Chào các bạn! Vì nhiều lý do từ nay Truyen2U chính thức đổi tên là Truyen247.Pro. Mong các bạn tiếp tục ủng hộ truy cập tên miền mới này nhé! Mãi yêu... ♥

2. Kilas Balik

Seperti biasa, Bunda hanya pulang saat waktu makan malam tiba. Makan malam kali ini pun tak jauh berbeda dengan malam-malam sebelumnya. Hening. Tak ada percakapan khusus yang biasa ditemukan dalam keluarga yang harmonis. Hanya suara bergenting sendok bertemu piring yang menghiasi suasana makan malam kami.

Setelah selesai makan Bunda menyuruhku untuk tetap pada tempatku. Aku pun menunggu sampai Bunda menyelesaikan suapan terakhirnya. Entah apa yang akan dibicarakannya kali ini.

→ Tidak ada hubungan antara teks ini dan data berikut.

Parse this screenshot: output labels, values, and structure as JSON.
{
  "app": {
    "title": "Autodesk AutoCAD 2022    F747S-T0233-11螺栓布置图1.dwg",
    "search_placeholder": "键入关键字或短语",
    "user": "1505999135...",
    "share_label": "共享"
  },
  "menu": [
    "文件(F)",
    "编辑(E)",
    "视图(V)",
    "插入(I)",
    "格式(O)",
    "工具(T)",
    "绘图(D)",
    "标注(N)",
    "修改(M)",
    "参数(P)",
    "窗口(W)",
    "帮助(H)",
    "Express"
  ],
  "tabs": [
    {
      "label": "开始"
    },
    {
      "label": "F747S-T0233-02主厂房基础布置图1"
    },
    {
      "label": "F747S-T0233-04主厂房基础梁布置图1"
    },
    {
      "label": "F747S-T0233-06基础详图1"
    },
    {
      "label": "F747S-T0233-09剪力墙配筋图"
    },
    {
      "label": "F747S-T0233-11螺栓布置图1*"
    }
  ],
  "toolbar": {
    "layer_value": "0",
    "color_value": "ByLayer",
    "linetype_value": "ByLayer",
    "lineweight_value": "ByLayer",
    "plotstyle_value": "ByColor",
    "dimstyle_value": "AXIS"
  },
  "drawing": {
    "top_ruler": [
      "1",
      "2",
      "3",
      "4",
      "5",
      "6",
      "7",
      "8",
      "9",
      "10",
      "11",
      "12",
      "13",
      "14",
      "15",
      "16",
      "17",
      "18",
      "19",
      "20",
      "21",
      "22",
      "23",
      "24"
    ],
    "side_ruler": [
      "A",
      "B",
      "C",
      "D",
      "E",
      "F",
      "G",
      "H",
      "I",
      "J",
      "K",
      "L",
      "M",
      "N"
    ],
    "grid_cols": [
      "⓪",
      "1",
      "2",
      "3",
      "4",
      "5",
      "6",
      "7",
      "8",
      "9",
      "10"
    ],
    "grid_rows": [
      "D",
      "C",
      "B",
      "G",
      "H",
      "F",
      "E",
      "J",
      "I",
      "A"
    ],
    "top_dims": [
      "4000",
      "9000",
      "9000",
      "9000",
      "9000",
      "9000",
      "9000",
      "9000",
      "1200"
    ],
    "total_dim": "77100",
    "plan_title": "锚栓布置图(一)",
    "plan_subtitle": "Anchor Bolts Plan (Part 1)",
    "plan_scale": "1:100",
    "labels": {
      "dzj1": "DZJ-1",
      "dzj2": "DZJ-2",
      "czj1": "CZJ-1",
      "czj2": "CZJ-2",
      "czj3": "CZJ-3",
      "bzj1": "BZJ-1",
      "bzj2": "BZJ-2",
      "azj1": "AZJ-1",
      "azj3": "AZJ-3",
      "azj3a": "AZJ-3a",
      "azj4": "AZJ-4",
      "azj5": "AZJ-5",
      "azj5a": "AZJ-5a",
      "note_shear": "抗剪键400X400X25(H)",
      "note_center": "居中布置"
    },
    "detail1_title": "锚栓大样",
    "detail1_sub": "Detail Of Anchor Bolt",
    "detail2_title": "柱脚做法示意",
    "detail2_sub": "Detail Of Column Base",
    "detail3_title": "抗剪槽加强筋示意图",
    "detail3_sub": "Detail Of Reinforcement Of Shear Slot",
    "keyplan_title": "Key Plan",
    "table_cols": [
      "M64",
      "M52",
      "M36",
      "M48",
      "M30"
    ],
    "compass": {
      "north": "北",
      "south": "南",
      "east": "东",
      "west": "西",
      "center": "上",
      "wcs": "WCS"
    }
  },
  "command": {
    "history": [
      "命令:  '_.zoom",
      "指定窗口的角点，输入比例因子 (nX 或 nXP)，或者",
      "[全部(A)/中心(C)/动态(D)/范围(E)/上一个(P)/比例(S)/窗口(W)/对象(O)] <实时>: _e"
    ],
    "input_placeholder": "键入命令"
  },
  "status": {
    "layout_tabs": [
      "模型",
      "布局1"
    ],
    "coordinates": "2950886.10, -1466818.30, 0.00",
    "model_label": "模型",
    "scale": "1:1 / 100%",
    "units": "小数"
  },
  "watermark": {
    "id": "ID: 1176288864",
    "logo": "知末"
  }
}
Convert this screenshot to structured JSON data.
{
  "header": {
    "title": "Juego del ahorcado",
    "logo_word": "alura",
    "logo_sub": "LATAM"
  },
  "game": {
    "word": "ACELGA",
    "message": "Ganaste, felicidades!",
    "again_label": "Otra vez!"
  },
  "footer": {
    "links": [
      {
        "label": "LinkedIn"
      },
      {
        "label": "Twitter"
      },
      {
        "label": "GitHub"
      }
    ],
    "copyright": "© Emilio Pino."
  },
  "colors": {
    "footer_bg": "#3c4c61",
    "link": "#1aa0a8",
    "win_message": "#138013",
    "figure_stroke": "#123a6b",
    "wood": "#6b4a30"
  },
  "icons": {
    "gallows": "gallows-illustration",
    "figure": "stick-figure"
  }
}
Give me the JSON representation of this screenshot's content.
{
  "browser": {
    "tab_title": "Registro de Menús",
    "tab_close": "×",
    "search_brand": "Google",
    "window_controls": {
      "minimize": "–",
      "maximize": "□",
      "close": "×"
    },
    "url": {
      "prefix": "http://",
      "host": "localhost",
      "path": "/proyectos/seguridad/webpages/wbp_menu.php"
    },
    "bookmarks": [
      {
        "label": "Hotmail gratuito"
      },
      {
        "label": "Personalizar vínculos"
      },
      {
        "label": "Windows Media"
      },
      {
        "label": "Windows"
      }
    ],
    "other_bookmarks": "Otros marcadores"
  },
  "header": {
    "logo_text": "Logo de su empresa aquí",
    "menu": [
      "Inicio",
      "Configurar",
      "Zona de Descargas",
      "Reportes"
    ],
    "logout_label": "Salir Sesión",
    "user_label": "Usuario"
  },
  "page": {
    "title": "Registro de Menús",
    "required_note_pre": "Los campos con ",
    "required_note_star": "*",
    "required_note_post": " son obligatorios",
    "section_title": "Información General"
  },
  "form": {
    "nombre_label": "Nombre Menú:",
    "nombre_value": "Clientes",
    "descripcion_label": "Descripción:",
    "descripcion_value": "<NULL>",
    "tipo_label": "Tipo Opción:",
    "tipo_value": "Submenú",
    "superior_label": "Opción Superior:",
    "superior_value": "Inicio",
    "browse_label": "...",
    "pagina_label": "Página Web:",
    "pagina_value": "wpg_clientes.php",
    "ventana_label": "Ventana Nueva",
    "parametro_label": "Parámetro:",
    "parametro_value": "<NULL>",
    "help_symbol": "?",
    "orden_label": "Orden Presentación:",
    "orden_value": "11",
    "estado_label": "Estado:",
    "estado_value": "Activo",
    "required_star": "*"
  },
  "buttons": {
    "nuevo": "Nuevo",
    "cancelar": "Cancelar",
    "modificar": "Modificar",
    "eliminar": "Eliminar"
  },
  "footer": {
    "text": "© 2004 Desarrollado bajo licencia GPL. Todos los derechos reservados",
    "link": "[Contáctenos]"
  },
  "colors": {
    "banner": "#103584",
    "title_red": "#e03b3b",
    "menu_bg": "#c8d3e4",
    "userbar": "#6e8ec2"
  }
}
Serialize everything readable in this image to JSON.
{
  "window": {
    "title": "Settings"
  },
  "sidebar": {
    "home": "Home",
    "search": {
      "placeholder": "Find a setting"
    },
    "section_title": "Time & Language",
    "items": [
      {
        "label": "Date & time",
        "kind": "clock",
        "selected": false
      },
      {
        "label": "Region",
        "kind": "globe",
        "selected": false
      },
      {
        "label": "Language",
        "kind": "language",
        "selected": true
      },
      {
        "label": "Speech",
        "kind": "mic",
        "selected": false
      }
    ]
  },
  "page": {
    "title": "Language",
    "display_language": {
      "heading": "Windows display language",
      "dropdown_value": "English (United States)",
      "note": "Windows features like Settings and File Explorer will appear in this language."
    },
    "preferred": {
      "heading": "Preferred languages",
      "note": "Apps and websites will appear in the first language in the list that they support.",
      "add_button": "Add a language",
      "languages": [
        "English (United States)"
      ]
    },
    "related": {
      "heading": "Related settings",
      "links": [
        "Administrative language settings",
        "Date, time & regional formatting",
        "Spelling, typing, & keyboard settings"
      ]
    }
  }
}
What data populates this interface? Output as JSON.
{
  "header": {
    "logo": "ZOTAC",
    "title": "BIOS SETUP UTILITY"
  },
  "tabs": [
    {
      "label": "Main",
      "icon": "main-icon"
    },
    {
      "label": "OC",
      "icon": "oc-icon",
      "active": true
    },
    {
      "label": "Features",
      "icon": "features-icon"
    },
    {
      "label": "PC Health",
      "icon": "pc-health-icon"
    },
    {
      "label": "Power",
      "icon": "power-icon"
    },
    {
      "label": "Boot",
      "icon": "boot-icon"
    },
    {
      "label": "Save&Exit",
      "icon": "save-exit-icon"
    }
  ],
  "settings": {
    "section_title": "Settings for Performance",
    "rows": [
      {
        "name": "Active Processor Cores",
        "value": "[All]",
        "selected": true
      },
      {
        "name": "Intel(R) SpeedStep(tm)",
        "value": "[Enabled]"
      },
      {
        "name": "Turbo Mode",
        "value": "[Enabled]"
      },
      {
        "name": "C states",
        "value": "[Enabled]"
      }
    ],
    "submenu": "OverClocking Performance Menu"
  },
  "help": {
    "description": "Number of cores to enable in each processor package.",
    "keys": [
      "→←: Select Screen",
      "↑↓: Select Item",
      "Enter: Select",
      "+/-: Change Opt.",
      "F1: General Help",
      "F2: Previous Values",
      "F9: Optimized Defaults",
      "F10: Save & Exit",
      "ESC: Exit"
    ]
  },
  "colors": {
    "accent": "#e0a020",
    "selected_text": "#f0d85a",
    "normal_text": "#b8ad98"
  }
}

"Selesai kamu kelas sebelas kita pindah,"

Sejujurnya aku terkejut dengan perkataan Bunda yang langsung pada intinya. Tapi aku tetap mencoba tenang karena Bunda sama sekali tak menatapku saat mengatakan hal itu. Bunda mengatakan itu bukan semata-mata meminta persetujuan dariku. Bunda mengatakan itu sebagai perintah bahwa aku harus memenuhi keinginannya tersebut.

"Bunda mau buka cabang hotel baru di luar kota."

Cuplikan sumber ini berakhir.